Bellhops moving to Warehouse Row offices

photo Stephen Vlahos, Cameron Doody and Matt Patterson, from left, of Campus Bellhops, work at the Lamp Post Group offices in the Loveman's building in downtown Chattanooga. The Lamp Post Group provides support and helps with funding for entrepreneurs.

Growing Chattanooga startup company Bellhops is moving to Warehouse Row as the business strikes out into its own office space.

The moving company, which now offers services in more than 120 markets in 42 states, is relocating from the Lamp Post Group incubator in the Lovemans building downtown to 8,142 square feet a few blocks away in the Row off Market Street.

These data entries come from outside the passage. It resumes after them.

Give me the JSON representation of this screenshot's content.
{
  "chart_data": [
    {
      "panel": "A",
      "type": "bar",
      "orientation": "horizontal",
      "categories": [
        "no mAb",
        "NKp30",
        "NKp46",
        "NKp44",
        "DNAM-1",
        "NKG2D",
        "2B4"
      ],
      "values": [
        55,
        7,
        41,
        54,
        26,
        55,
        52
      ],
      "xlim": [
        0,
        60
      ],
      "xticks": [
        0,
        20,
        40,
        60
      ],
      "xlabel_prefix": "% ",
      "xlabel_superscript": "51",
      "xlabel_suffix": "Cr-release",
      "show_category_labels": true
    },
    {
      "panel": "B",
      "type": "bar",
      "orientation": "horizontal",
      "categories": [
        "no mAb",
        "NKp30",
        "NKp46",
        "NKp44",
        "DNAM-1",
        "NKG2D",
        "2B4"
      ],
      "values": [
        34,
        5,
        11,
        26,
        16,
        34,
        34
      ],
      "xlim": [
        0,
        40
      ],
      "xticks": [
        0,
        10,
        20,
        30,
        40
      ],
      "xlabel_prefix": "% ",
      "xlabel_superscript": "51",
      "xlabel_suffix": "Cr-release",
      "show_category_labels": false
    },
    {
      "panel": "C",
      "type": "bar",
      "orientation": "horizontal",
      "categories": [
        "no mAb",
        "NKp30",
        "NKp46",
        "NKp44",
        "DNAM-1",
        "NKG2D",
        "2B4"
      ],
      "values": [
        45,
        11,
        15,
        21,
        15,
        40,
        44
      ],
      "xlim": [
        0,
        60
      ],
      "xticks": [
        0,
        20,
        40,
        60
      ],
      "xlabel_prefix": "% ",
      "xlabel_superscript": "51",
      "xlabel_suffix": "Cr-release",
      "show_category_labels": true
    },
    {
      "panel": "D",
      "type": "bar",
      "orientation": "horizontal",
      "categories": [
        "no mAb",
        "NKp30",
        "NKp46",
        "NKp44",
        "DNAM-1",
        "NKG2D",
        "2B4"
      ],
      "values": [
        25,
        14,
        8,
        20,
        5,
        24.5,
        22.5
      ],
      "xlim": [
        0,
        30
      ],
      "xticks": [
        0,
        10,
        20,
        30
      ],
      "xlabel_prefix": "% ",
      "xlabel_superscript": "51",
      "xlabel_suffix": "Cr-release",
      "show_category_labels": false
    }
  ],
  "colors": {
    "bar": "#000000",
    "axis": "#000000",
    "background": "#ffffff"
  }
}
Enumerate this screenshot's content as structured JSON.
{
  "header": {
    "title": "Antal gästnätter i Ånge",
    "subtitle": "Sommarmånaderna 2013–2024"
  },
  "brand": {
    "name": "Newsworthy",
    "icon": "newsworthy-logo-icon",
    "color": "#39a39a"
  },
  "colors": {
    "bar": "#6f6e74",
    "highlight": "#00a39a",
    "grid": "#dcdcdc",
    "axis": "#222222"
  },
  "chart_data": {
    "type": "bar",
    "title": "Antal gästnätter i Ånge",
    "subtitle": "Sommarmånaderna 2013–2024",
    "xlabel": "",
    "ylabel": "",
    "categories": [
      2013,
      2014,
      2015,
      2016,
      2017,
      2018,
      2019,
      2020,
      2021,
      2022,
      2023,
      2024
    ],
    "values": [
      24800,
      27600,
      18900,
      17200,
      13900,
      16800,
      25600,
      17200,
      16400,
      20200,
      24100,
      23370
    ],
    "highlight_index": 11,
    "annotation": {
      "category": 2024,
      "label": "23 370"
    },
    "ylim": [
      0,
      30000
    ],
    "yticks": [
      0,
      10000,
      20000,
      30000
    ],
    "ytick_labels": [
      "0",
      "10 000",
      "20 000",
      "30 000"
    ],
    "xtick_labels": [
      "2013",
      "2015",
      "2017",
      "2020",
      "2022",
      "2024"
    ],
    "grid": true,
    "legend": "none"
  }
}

Bellhops connects customers who are relocating with the manpower they need to help move, logging close to 10,000 moves in this past year alone.

Cameron Doody, Bellhops chairman and co-founder, said the Warehouse Row space is being readied and the company is to move in a couple of months. He said the business has about 40 employees in Chattanooga.

"We made the decision to stay downtown," Doody said. "Chattanooga has been good to us."

Michael Phillips, president of Warehouse Row owner Jamestown, said that startups like Bellhops are at the heart of Chattanooga's growing innovation economy.

"The property's creative lofts, premier office spaces, restaurants and retail offerings have made Warehouse Row a desirable location for the city's downtown workforce," he said in a statement.

Doody said Bellhops is recruiting employees from cities such as San Francisco, New York, Los Angeles and Boston, and Warehouse Row offers "the greatest appeal."

He said that about 80 percent of its employees already live downtown.

"We're very city-focused," Doody said.

He expects Bellhops, which last month announced it has raised $6.1 million from California and New York investors to grow the business, to be close to 75 to 100 employees within two years.

Doody wouldn't provide revenue numbers, but he said sales have grown six-fold in the past year.

Bellhops is an outgrowth of a college campus moving service. It contracts with more than 8,000 trained college students who assist with small- to medium-scale moves across the country.

A team of software engineers automate the company's communications and operations from city to city to ensure a system that allows its contracted bellhops to service customers according to the company's standards.

Bellhops will join four other startup, tech-driven companies located at Warehouse Row, including Signix, Two x Four, Experts Exchange and Coyote Logistics.

Also, national retailers Anthropologie and J. Crew recently opened in the Row. Another full-service restaurant, Two Ten Jack, is slated to open soon.

The Row's retail space is about 90 percent leased, and its office footprint more than three-quarters full.

Atlanta-based Jamestown bought the center in 2006 and has invested about $30 million, including the $14 million sales price. The company has repositioned the eight nearly century-old structures off Market Street to appeal to a more upscale clientele.